A glimmer of hope in the UK-Australia deal is that it excludes ‘Investor-to-State Dispute Settlement’ (ISDS) : a mechanism that allows companies to sue countries for policies that undermine their profits. ISDS is currently being used to challenge a ban on the exploitation of coal and gas off the coast of Italy and attempts by the Netherlands and Canada to phase out coal-fired power stations. If we are serious about tackling climate change, ISDS is a mechanism that has no place in trade agreements.
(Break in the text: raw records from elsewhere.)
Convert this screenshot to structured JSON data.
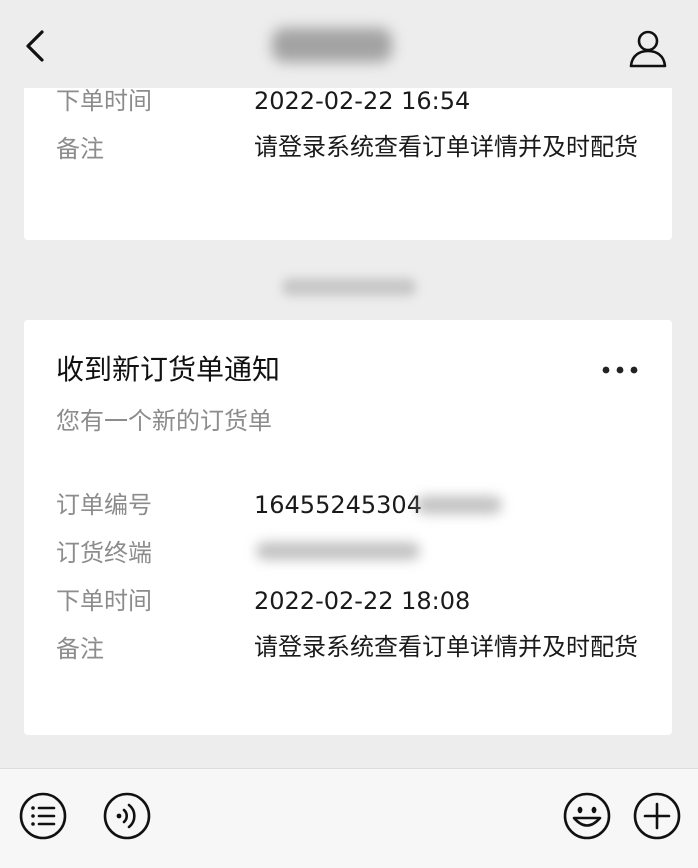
{
  "header": {
    "title": "",
    "back_icon": "chevron-left-icon",
    "profile_icon": "person-icon"
  },
  "card_top": {
    "rows": [
      {
        "label": "下单时间",
        "value": "2022-02-22 16:54"
      },
      {
        "label": "备注",
        "value": "请登录系统查看订单详情并及时配货"
      }
    ]
  },
  "timestamp": "",
  "card_main": {
    "title": "收到新订货单通知",
    "desc": "您有一个新的订货单",
    "more_icon": "more-dots-icon",
    "rows": [
      {
        "label": "订单编号",
        "value": "16455245304"
      },
      {
        "label": "订货终端",
        "value": ""
      },
      {
        "label": "下单时间",
        "value": "2022-02-22 18:08"
      },
      {
        "label": "备注",
        "value": "请登录系统查看订单详情并及时配货"
      }
    ]
  },
  "bottom_bar": {
    "icons": [
      "menu-list-icon",
      "voice-icon",
      "emoji-icon",
      "plus-icon"
    ]
  }
}
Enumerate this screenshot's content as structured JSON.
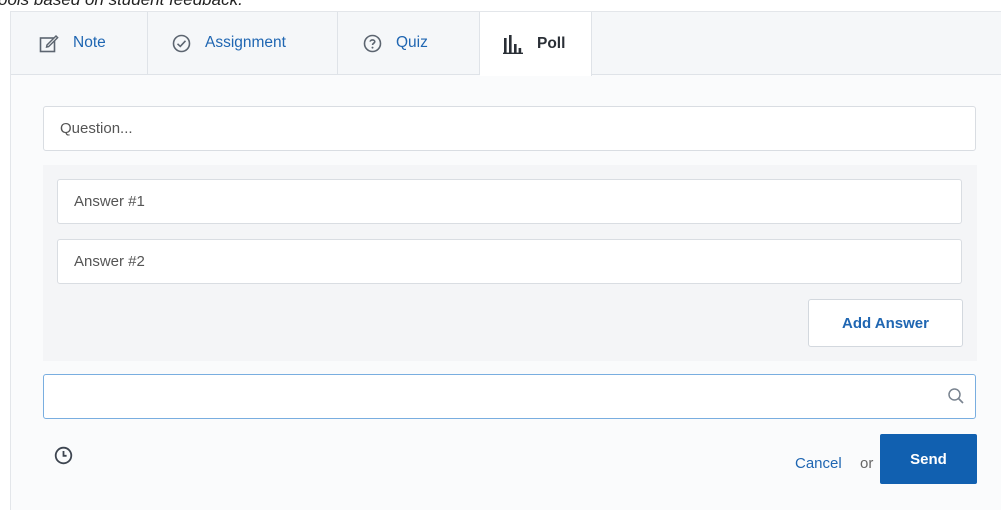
{
  "header_fragment": "ools based on student feedback.",
  "tabs": [
    {
      "label": "Note",
      "icon": "edit-note-icon"
    },
    {
      "label": "Assignment",
      "icon": "check-circle-icon"
    },
    {
      "label": "Quiz",
      "icon": "question-circle-icon"
    },
    {
      "label": "Poll",
      "icon": "bar-chart-icon"
    }
  ],
  "active_tab": "Poll",
  "poll": {
    "question_placeholder": "Question...",
    "answers": [
      {
        "placeholder": "Answer #1"
      },
      {
        "placeholder": "Answer #2"
      }
    ],
    "add_answer_label": "Add Answer"
  },
  "search": {
    "value": "",
    "icon": "search-icon"
  },
  "footer": {
    "schedule_icon": "clock-icon",
    "cancel_label": "Cancel",
    "or_label": "or",
    "send_label": "Send"
  },
  "colors": {
    "link": "#1f66b2",
    "send_bg": "#1160b0",
    "focus_border": "#79aee0"
  }
}
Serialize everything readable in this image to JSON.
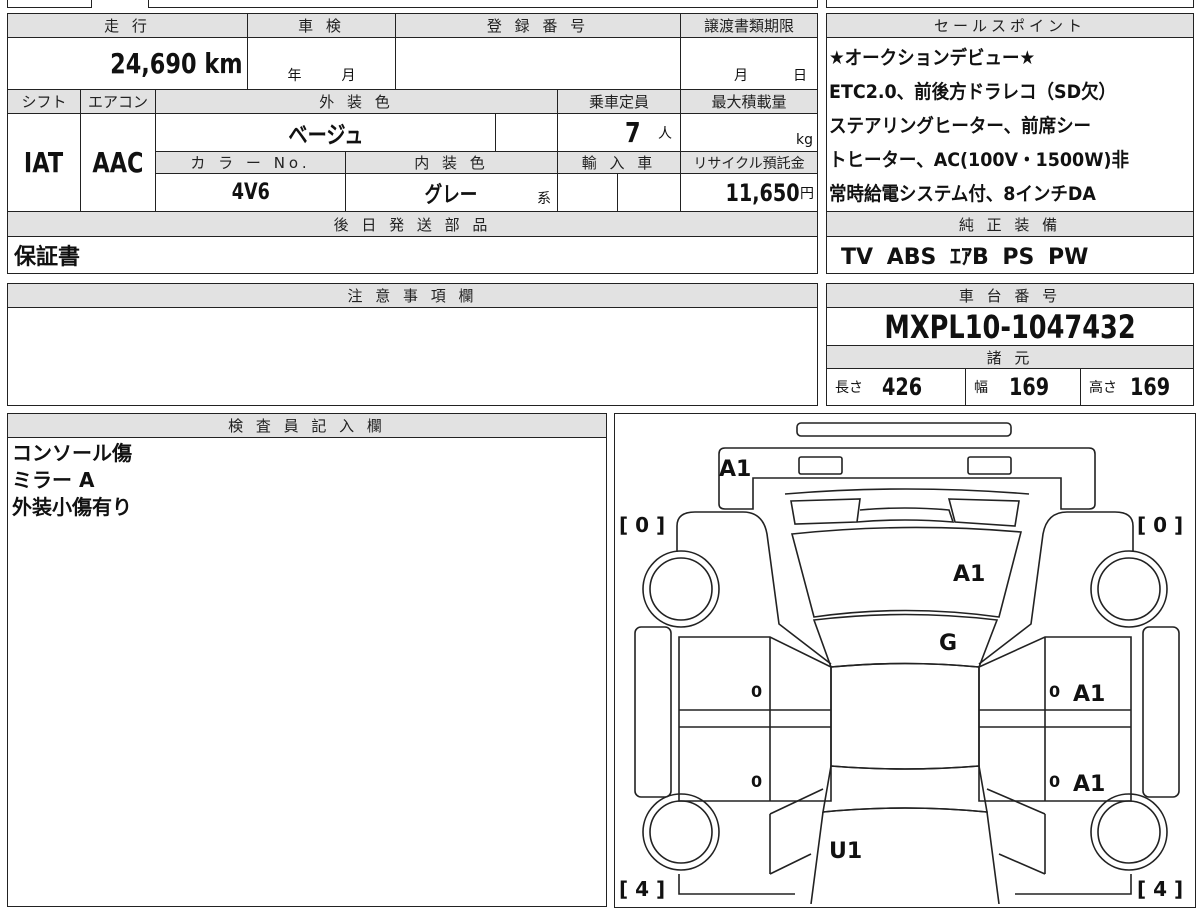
{
  "main": {
    "mileage_label": "走 行",
    "mileage": "24,690 km",
    "inspection_label": "車 検",
    "inspection_year": "年",
    "inspection_month": "月",
    "reg_label": "登 録 番 号",
    "transfer_label": "譲渡書類期限",
    "transfer_month": "月",
    "transfer_day": "日",
    "shift_label": "シフト",
    "shift": "IAT",
    "ac_label": "エアコン",
    "ac": "AAC",
    "ext_color_label": "外 装 色",
    "ext_color": "ベージュ",
    "capacity_label": "乗車定員",
    "capacity": "7",
    "capacity_unit": "人",
    "max_load_label": "最大積載量",
    "max_load_unit": "kg",
    "color_no_label": "カ ラ ー No.",
    "color_no": "4V6",
    "int_color_label": "内 装 色",
    "int_color": "グレー",
    "int_color_suffix": "系",
    "import_label": "輸 入 車",
    "recycle_label": "リサイクル預託金",
    "recycle": "11,650",
    "recycle_unit": "円",
    "later_parts_label": "後 日 発 送 部 品",
    "later_parts": "保証書"
  },
  "sales": {
    "label": "セールスポイント",
    "lines": [
      "★オークションデビュー★",
      "ETC2.0、前後方ドラレコ（SD欠）",
      "ステアリングヒーター、前席シー",
      "トヒーター、AC(100V・1500W)非",
      "常時給電システム付、8インチDA"
    ]
  },
  "equipment": {
    "label": "純 正 装 備",
    "items": "TV ABS ｴｱB PS PW"
  },
  "notes": {
    "label": "注 意 事 項 欄"
  },
  "chassis": {
    "label": "車 台 番 号",
    "value": "MXPL10-1047432",
    "specs_label": "諸 元",
    "length_label": "長さ",
    "length": "426",
    "width_label": "幅",
    "width": "169",
    "height_label": "高さ",
    "height": "169"
  },
  "inspector": {
    "label": "検 査 員 記 入 欄",
    "lines": [
      "コンソール傷",
      "ミラー A",
      "外装小傷有り"
    ]
  },
  "diagram": {
    "marks": {
      "front_bumper": "A1",
      "hood": "A1",
      "windshield": "G",
      "lf_door": "0",
      "lr_door": "0",
      "rf_door_num": "0",
      "rf_door": "A1",
      "rr_door_num": "0",
      "rr_door": "A1",
      "trunk": "U1"
    },
    "tires": {
      "fl": "[ 0 ]",
      "fr": "[ 0 ]",
      "rl": "[ 4 ]",
      "rr": "[ 4 ]"
    }
  }
}
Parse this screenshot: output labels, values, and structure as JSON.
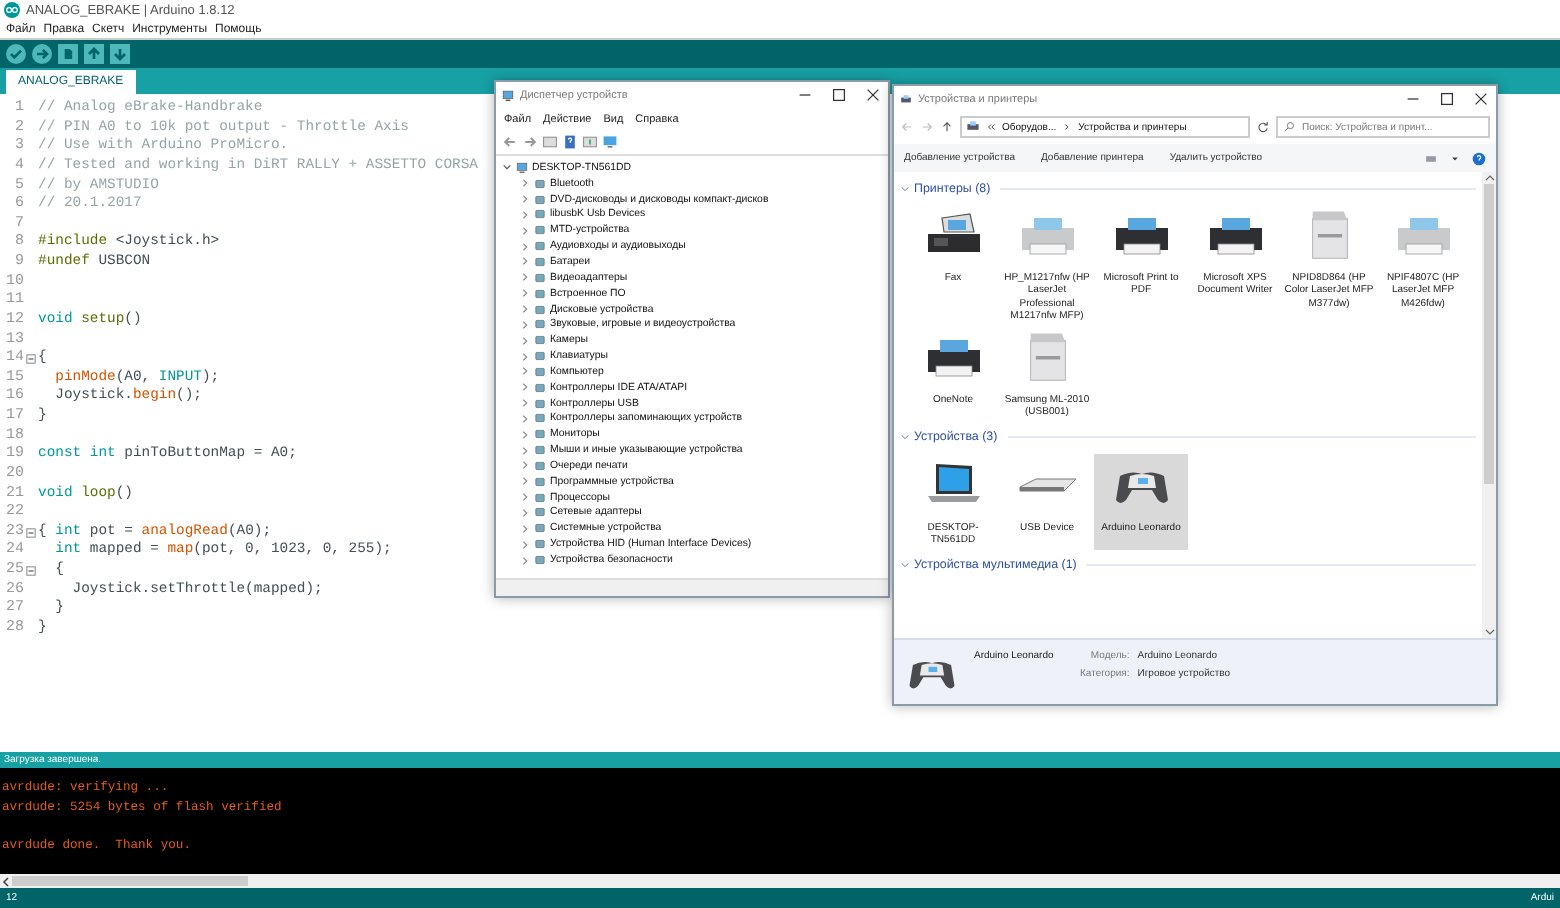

However, many other provisions in the UK-Australia deal have implications for our ability to tackle climate change. The impact assessment acknowledges that “By increasing bilateral trade, the agreement is estimated to lead to an average increase in annual greenhouse gas emissions [from transport] of between 0.1 MtCO2e and 0.3 MtCO2e each year between 2020-2035.” It is likely to increase beef exports to the UK, which has been one of the drivers of ongoing deforestation in Australia. The deal bans ‘local content requirements’, provisions which would otherwise allow the Government to ensure that the transition to a low-carbon economy doesn’t negatively impact on workers in carbon-intensive industries. It will extend patent terms, making it harder to share green technology, something that the UNFCCC flags as crucial to achieving climate goals. It will limit the ability of local, regional and national governments to use procurement budgets, for example in schools and hospitals, to achieve climate goals. On the flip side, the deal is unlikely to do anything to support the phase out of fossil fuels.

The urgency of climate change means that we need to use all the tools available to us to support rapid reductions in emissions. Signing a deal with one of the world’s worst climate offenders demonstrates that the Department for International Trade is being allowed to operate in a parallel world where it feels no compunction to align with UK climate commitments. In lieu of a strategy that would ensure trade policy was supportive of its other objectives, the Government is simply racing to sign as many deals as possible, with no apparent consideration for the impact that provisions will have for decades to come.